The woman who sits on the stoop out front of our building is tired. Her body is tired, it doesn't even sit up straight. Her voice is tired; it strains to form sentences. Her soul is tired, she leans away from connections.
My neighbor sounds irritable when I greet her and after a few encounters, I found myself judging her and beginning to dislike her. I changed my perspective, perhaps the only thing we really own, and viewed her fatigue, her anguish, and my compassion took root. I found myself wondering what this woman had lived through, gone through, to be so very tired.
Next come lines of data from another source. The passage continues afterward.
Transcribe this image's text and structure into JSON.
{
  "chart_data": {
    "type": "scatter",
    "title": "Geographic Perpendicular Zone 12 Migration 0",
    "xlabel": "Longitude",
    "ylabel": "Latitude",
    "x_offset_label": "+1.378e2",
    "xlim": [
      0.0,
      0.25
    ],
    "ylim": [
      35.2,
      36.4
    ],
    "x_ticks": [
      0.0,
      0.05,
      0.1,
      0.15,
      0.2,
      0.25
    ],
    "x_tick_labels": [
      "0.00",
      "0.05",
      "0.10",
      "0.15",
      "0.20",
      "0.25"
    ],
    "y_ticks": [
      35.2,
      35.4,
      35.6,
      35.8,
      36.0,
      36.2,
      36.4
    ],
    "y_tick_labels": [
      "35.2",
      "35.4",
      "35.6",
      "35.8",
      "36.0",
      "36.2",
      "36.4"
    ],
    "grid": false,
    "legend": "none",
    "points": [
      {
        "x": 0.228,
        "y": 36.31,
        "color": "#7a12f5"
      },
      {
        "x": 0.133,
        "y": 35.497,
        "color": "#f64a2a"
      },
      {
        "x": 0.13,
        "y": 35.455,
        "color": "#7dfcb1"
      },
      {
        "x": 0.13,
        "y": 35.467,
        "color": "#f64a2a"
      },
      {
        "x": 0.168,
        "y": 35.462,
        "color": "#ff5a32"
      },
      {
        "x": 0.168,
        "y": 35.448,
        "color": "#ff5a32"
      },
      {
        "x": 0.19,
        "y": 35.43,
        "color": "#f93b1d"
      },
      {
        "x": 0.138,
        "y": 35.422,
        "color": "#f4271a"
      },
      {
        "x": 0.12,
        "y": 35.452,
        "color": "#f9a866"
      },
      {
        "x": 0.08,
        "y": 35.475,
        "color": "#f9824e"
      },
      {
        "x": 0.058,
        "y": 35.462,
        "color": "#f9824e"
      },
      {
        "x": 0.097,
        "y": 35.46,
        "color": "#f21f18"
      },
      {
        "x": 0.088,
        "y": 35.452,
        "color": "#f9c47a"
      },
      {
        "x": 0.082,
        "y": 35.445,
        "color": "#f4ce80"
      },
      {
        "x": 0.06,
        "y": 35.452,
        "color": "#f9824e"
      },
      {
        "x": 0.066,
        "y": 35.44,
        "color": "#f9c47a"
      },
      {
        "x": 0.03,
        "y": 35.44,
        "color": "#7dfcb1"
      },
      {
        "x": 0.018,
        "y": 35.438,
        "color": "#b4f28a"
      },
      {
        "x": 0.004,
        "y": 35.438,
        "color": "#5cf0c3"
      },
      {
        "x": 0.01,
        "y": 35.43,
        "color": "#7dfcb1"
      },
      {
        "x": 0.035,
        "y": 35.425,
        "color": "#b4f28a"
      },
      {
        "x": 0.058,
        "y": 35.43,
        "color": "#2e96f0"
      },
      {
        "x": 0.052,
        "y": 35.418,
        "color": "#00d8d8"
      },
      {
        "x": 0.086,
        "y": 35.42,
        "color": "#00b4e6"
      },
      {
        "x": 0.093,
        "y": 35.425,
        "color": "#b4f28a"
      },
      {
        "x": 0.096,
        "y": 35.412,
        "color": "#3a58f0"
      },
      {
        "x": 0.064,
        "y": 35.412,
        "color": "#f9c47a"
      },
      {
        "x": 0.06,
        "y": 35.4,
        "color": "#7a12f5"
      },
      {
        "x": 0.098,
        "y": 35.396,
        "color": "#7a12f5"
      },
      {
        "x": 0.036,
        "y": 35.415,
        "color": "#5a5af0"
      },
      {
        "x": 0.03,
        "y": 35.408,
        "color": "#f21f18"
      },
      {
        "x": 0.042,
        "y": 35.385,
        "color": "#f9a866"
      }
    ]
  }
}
Our buildings are tired, here at this co-op. They are in need of care that not one of us alone seems to be able to give. But when you get past the tiredness and the protectiveness, there is a vitality, a connection to each other. I needed help last night with a problem, a BIG problem, and one of the other cooperators, as we are called, rushed to assist despite the exhausting heat.
There is a community here, underneath the sagging exterior. And I am thankful. More importantly, my perspective has shifted. I am getting skilled at owning my view, my interpretations. It is the only thing I have, really. So I look behind the peeling paint and I see the history of centuries. These buildings we call home are CENTURIES old. Sure, they sag and wrinkle, they lean when they should stand upright. But, I see history here, people living together, different races, religions, ethnicities have lived here long before "desegregation" was even a word.
So, I walk slowly at night, following a long day at work, and I will continue to stop to talk to my tired neighbor. A bond will form, sure it will. It's all in our perspective. And, that is wide open.